This 'Sloth Institute' Looks After Baby Sloths That Lost Their Moms
May 8, 2016
Sam Trull, co founder of the Sloth Institute in Costa Rica, has been helping sloths return to the wild since 2013.
The Institute has three main goals:
1. RESEARCH of captive and wild sloths
2. COLLABORATION with other institutions that work with sloths around the world; and
3. EDUCATION to generate and disseminate responsible and balanced information about sloths to the public.
"I think one of my favorite things about sloths is that they mind their own business,” Trill told the Manhattan Book Review. "I realize that the ‘circle of life’ requires all kinds of species of animals, including mischievous monkeys and carnivorous cats, and no offense to those animals that need to eat other animals to survive. But how can I not be drawn to species that just want to eat their leaves, relax in the sunshine and the breeze and have a good scratch?! In addition, they have a very curious and playful side, something most people have never and will never see, but it is definitely the most endearing thing I have ever seen."

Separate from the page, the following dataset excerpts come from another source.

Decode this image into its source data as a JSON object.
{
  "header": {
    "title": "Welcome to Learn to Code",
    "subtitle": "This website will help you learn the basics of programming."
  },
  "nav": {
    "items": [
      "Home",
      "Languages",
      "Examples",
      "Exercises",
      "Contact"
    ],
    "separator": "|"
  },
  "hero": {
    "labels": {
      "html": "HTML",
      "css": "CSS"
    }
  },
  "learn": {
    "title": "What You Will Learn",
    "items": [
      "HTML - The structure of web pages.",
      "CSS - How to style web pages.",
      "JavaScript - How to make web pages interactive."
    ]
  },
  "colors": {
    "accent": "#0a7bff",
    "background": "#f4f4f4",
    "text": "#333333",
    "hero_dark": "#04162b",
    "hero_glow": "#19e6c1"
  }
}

A special "soft" release technique is used at the Institute that allows sloths to take their time getting acclimated to the jungle before they go off on their own.
For a sloth living near humans, just trimming a tree can lead to death, let alone actually cutting an entire tree down.
In addition, humans come with electric wires, cars, dogs...
"When visiting a country with sloths, never pay to take a picture with one, hold one or pet one," Trull says.
How can you not be drawn to species that just want to eat their leaves, relax in the sunshine and the breeze and have a good scratch?